For the high time complexity of solving for pedestrians’ trajectories caused by the nonlinear cost function, we did linear quadratic approximation and analytically solve for Nash strategy as pedestrian trajectory prediction. To achieve best prediction performance, we apply inverse dynamic game technique to identify weighting parameters according to trajectory observations. We tested our method with open-source algorithms RVO and CADRL on prediction performance and results indicate the effectiveness of our method.
In practical navigation tasks, to tackle the inaccuracy of modelling pedestrian behaviors due to interactions between pedestrians and robots, we proposed a dynamic game navigation method based on model predictive control (MPC-GNav) for mobile robots. we add the mobile robot as the new agent in dynamic games and solve for Nash strategy as the control for mobile robots. Consider the difference of dynamic model between mobile robots and the dynamic game model, we applied feedback linearization to achieve the control of robot platforms. To tackle the problem of incapability of control mobile robots in large scenarios, we proposed a layered planning method to obtain local goals.
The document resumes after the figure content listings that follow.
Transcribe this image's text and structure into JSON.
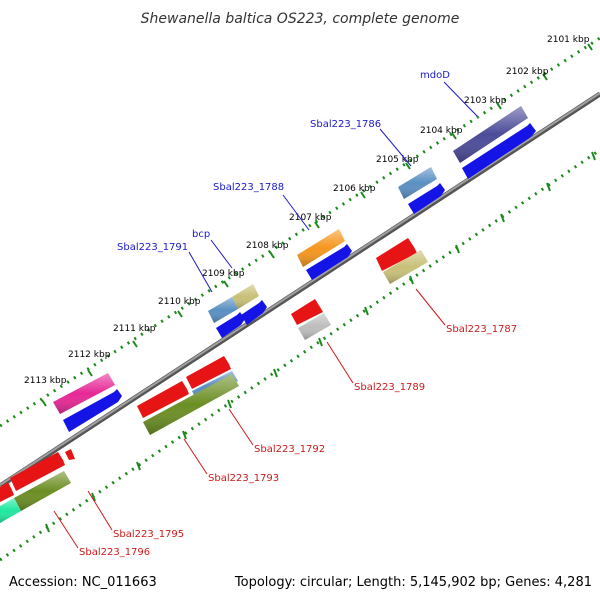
{
  "title": "Shewanella baltica OS223, complete genome",
  "footer": {
    "accession": "Accession: NC_011663",
    "summary": "Topology: circular; Length: 5,145,902 bp; Genes: 4,281"
  },
  "ticks": [
    "2101 kbp",
    "2102 kbp",
    "2103 kbp",
    "2104 kbp",
    "2105 kbp",
    "2106 kbp",
    "2107 kbp",
    "2108 kbp",
    "2109 kbp",
    "2110 kbp",
    "2111 kbp",
    "2112 kbp",
    "2113 kbp"
  ],
  "labels_forward": [
    "mdoD",
    "Sbal223_1786",
    "Sbal223_1788",
    "bcp",
    "Sbal223_1791"
  ],
  "labels_reverse": [
    "Sbal223_1787",
    "Sbal223_1789",
    "Sbal223_1792",
    "Sbal223_1793",
    "Sbal223_1795",
    "Sbal223_1796"
  ],
  "colors": {
    "backbone": "#808080",
    "dots": "#1a8a1a",
    "cds": "#1414e6",
    "gene_red": "#e61414",
    "purple": "#4b4b99",
    "steel": "#5a8fc2",
    "orange": "#f5961e",
    "khaki": "#c8c078",
    "olive": "#6b8e23",
    "magenta": "#e62896",
    "grey": "#bdbdbd",
    "mint": "#20e8a0"
  }
}
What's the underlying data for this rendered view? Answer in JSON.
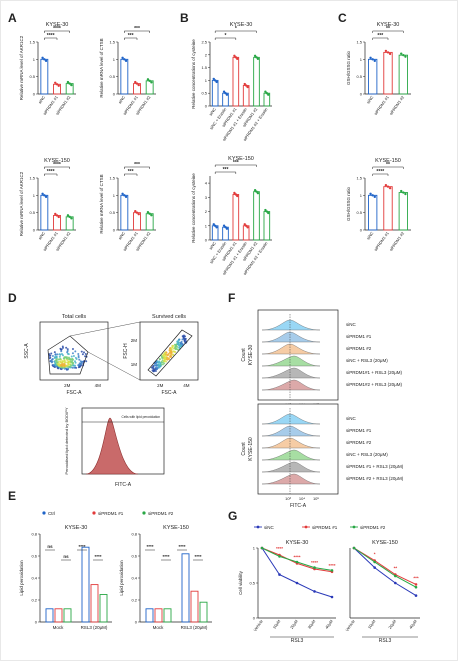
{
  "panels": {
    "A": {
      "letter": "A",
      "charts": [
        {
          "title": "KYSE-30",
          "ylabel": "Relative mRNA level of AKR1C2",
          "ymax": 1.5,
          "bars": [
            {
              "cat": "siNC",
              "v": 1.0,
              "c": "#1e63c8"
            },
            {
              "cat": "siPRDM1 #1",
              "v": 0.28,
              "c": "#e23a3a"
            },
            {
              "cat": "siPRDM1 #2",
              "v": 0.3,
              "c": "#28a745"
            }
          ],
          "sig": [
            {
              "a": 0,
              "b": 1,
              "t": "****",
              "lvl": 0
            },
            {
              "a": 0,
              "b": 2,
              "t": "****",
              "lvl": 1
            }
          ]
        },
        {
          "title": "",
          "ylabel": "Relative mRNA level of CTSB",
          "ymax": 1.5,
          "bars": [
            {
              "cat": "siNC",
              "v": 1.0,
              "c": "#1e63c8"
            },
            {
              "cat": "siPRDM1 #1",
              "v": 0.3,
              "c": "#e23a3a"
            },
            {
              "cat": "siPRDM1 #2",
              "v": 0.38,
              "c": "#28a745"
            }
          ],
          "sig": [
            {
              "a": 0,
              "b": 1,
              "t": "***",
              "lvl": 0
            },
            {
              "a": 0,
              "b": 2,
              "t": "***",
              "lvl": 1
            }
          ]
        },
        {
          "title": "KYSE-150",
          "ylabel": "Relative mRNA level of AKR1C2",
          "ymax": 1.5,
          "bars": [
            {
              "cat": "siNC",
              "v": 1.0,
              "c": "#1e63c8"
            },
            {
              "cat": "siPRDM1 #1",
              "v": 0.42,
              "c": "#e23a3a"
            },
            {
              "cat": "siPRDM1 #2",
              "v": 0.38,
              "c": "#28a745"
            }
          ],
          "sig": [
            {
              "a": 0,
              "b": 1,
              "t": "****",
              "lvl": 0
            },
            {
              "a": 0,
              "b": 2,
              "t": "****",
              "lvl": 1
            }
          ]
        },
        {
          "title": "",
          "ylabel": "Relative mRNA level of CTSB",
          "ymax": 1.5,
          "bars": [
            {
              "cat": "siNC",
              "v": 1.0,
              "c": "#1e63c8"
            },
            {
              "cat": "siPRDM1 #1",
              "v": 0.5,
              "c": "#e23a3a"
            },
            {
              "cat": "siPRDM1 #2",
              "v": 0.47,
              "c": "#28a745"
            }
          ],
          "sig": [
            {
              "a": 0,
              "b": 1,
              "t": "***",
              "lvl": 0
            },
            {
              "a": 0,
              "b": 2,
              "t": "***",
              "lvl": 1
            }
          ]
        }
      ]
    },
    "B": {
      "letter": "B",
      "charts": [
        {
          "title": "KYSE-30",
          "ylabel": "Relative concentrations of cysteine",
          "ymax": 2.5,
          "bars": [
            {
              "cat": "siNC",
              "v": 1.0,
              "c": "#1e63c8"
            },
            {
              "cat": "siNC + Erastin",
              "v": 0.5,
              "c": "#1e63c8"
            },
            {
              "cat": "siPRDM1 #1",
              "v": 1.9,
              "c": "#e23a3a"
            },
            {
              "cat": "siPRDM1 #1 + Erastin",
              "v": 0.8,
              "c": "#e23a3a"
            },
            {
              "cat": "siPRDM1 #2",
              "v": 1.9,
              "c": "#28a745"
            },
            {
              "cat": "siPRDM1 #2 + Erastin",
              "v": 0.5,
              "c": "#28a745"
            }
          ],
          "sig": [
            {
              "a": 0,
              "b": 2,
              "t": "*",
              "lvl": 0
            },
            {
              "a": 0,
              "b": 4,
              "t": "*",
              "lvl": 1
            }
          ]
        },
        {
          "title": "KYSE-150",
          "ylabel": "Relative concentrations of cysteine",
          "ymax": 4.5,
          "bars": [
            {
              "cat": "siNC",
              "v": 1.0,
              "c": "#1e63c8"
            },
            {
              "cat": "siNC + Erastin",
              "v": 0.9,
              "c": "#1e63c8"
            },
            {
              "cat": "siPRDM1 #1",
              "v": 3.2,
              "c": "#e23a3a"
            },
            {
              "cat": "siPRDM1 #1 + Erastin",
              "v": 1.0,
              "c": "#e23a3a"
            },
            {
              "cat": "siPRDM1 #2",
              "v": 3.4,
              "c": "#28a745"
            },
            {
              "cat": "siPRDM1 #2 + Erastin",
              "v": 2.0,
              "c": "#28a745"
            }
          ],
          "sig": [
            {
              "a": 0,
              "b": 2,
              "t": "***",
              "lvl": 0
            },
            {
              "a": 0,
              "b": 4,
              "t": "***",
              "lvl": 1
            }
          ]
        }
      ]
    },
    "C": {
      "letter": "C",
      "charts": [
        {
          "title": "KYSE-30",
          "ylabel": "GSH/GSSG ratio",
          "ymax": 1.5,
          "bars": [
            {
              "cat": "siNC",
              "v": 1.0,
              "c": "#1e63c8"
            },
            {
              "cat": "siPRDM1 #1",
              "v": 1.2,
              "c": "#e23a3a"
            },
            {
              "cat": "siPRDM1 #2",
              "v": 1.12,
              "c": "#28a745"
            }
          ],
          "sig": [
            {
              "a": 0,
              "b": 1,
              "t": "***",
              "lvl": 0
            },
            {
              "a": 0,
              "b": 2,
              "t": "**",
              "lvl": 1
            }
          ]
        },
        {
          "title": "KYSE-150",
          "ylabel": "GSH/GSSG ratio",
          "ymax": 1.5,
          "bars": [
            {
              "cat": "siNC",
              "v": 1.0,
              "c": "#1e63c8"
            },
            {
              "cat": "siPRDM1 #1",
              "v": 1.25,
              "c": "#e23a3a"
            },
            {
              "cat": "siPRDM1 #2",
              "v": 1.08,
              "c": "#28a745"
            }
          ],
          "sig": [
            {
              "a": 0,
              "b": 1,
              "t": "****",
              "lvl": 0
            },
            {
              "a": 0,
              "b": 2,
              "t": "**",
              "lvl": 1
            }
          ]
        }
      ]
    },
    "D": {
      "letter": "D",
      "left_title": "Total cells",
      "right_title": "Survived cells",
      "left_y": "SSC-A",
      "left_x": "FSC-A",
      "right_y": "FSC-H",
      "right_x": "FSC-A",
      "left_xticks": [
        "2M",
        "4M"
      ],
      "right_xticks": [
        "2M",
        "4M"
      ],
      "right_yticks": [
        "1M",
        "2M"
      ],
      "hist_ylabel": "Peroxidised lipid detected by BODIPY",
      "hist_xlabel": "FITC-A",
      "hist_gate": "Cells with lipid peroxidation"
    },
    "E": {
      "letter": "E",
      "legend": [
        {
          "name": "Ctrl",
          "c": "#1e63c8"
        },
        {
          "name": "siPRDM1 #1",
          "c": "#e23a3a"
        },
        {
          "name": "siPRDM1 #2",
          "c": "#28a745"
        }
      ],
      "charts": [
        {
          "title": "KYSE-30",
          "ylabel": "Lipid peroxidation",
          "ymax": 0.8,
          "groups": [
            {
              "name": "Mock",
              "vals": [
                0.12,
                0.12,
                0.12
              ]
            },
            {
              "name": "RSL3 (20μM)",
              "vals": [
                0.68,
                0.34,
                0.25
              ]
            }
          ],
          "sig_top": [
            "ns",
            "ns",
            "****",
            "****"
          ]
        },
        {
          "title": "KYSE-150",
          "ylabel": "Lipid peroxidation",
          "ymax": 0.8,
          "groups": [
            {
              "name": "Mock",
              "vals": [
                0.12,
                0.12,
                0.12
              ]
            },
            {
              "name": "RSL3 (20μM)",
              "vals": [
                0.62,
                0.28,
                0.18
              ]
            }
          ],
          "sig_top": [
            "****",
            "****",
            "****",
            "****"
          ]
        }
      ]
    },
    "F": {
      "letter": "F",
      "block_labels": [
        "KYSE-30",
        "KYSE-150"
      ],
      "ylabel": "Count",
      "xlabel": "FITC-A",
      "legend": [
        "siNC",
        "siPRDM1 #1",
        "siPRDM1 #2",
        "siNC + RSL3 (20μM)",
        "siPRDM1#1 + RSL3 (20μM)",
        "siPRDM1#2 + RSL3 (20μM)"
      ],
      "legend2": [
        "siNC",
        "siPRDM1 #1",
        "siPRDM1 #2",
        "siNC + RSL3 (20μM)",
        "siPRDM1 #1 + RSL3 (20μM)",
        "siPRDM1 #2 + RSL3 (20μM)"
      ],
      "ticks": [
        "10³",
        "10⁴",
        "10⁵"
      ],
      "colors": [
        "#8fd3f5",
        "#9ec7e8",
        "#f6c79c",
        "#9edb9a",
        "#b0b0b0",
        "#d9a0a0"
      ]
    },
    "G": {
      "letter": "G",
      "legend": [
        {
          "name": "siNC",
          "c": "#2a39b8"
        },
        {
          "name": "siPRDM1 #1",
          "c": "#e23a3a"
        },
        {
          "name": "siPRDM1 #2",
          "c": "#28a745"
        }
      ],
      "ylabel": "Cell viability",
      "xgroup": "RSL3",
      "charts": [
        {
          "title": "KYSE-30",
          "categories": [
            "Vehicle",
            "10μM",
            "20μM",
            "30μM",
            "40μM"
          ],
          "series": [
            {
              "name": "siNC",
              "c": "#2a39b8",
              "values": [
                1.0,
                0.62,
                0.5,
                0.38,
                0.3
              ]
            },
            {
              "name": "siPRDM1 #1",
              "c": "#e23a3a",
              "values": [
                1.0,
                0.9,
                0.78,
                0.7,
                0.66
              ]
            },
            {
              "name": "siPRDM1 #2",
              "c": "#28a745",
              "values": [
                1.0,
                0.88,
                0.8,
                0.72,
                0.68
              ]
            }
          ],
          "stars": [
            "****",
            "****",
            "****",
            "****"
          ]
        },
        {
          "title": "KYSE-150",
          "categories": [
            "Vehicle",
            "10μM",
            "20μM",
            "40μM"
          ],
          "series": [
            {
              "name": "siNC",
              "c": "#2a39b8",
              "values": [
                1.0,
                0.72,
                0.5,
                0.32
              ]
            },
            {
              "name": "siPRDM1 #1",
              "c": "#e23a3a",
              "values": [
                1.0,
                0.82,
                0.62,
                0.48
              ]
            },
            {
              "name": "siPRDM1 #2",
              "c": "#28a745",
              "values": [
                1.0,
                0.8,
                0.6,
                0.44
              ]
            }
          ],
          "stars": [
            "*",
            "**",
            "***"
          ]
        }
      ]
    }
  }
}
Mobile robots complete the entire navigation tasks by navigating to each local We compared our method with open-source algorithms RVO and CADRL in simulated scenarios and results indicate the effectiveness of our method in collision avoidance.
We implemented MPC-GNav on “Jiao Long” smart wheelchair in pedestrian-rich scenarios such as corridors and halls and did navigation experiments among pedestrians and compared the results with open-source method DWA. Results indicate the effectiveness of our method in improving navigation safeness.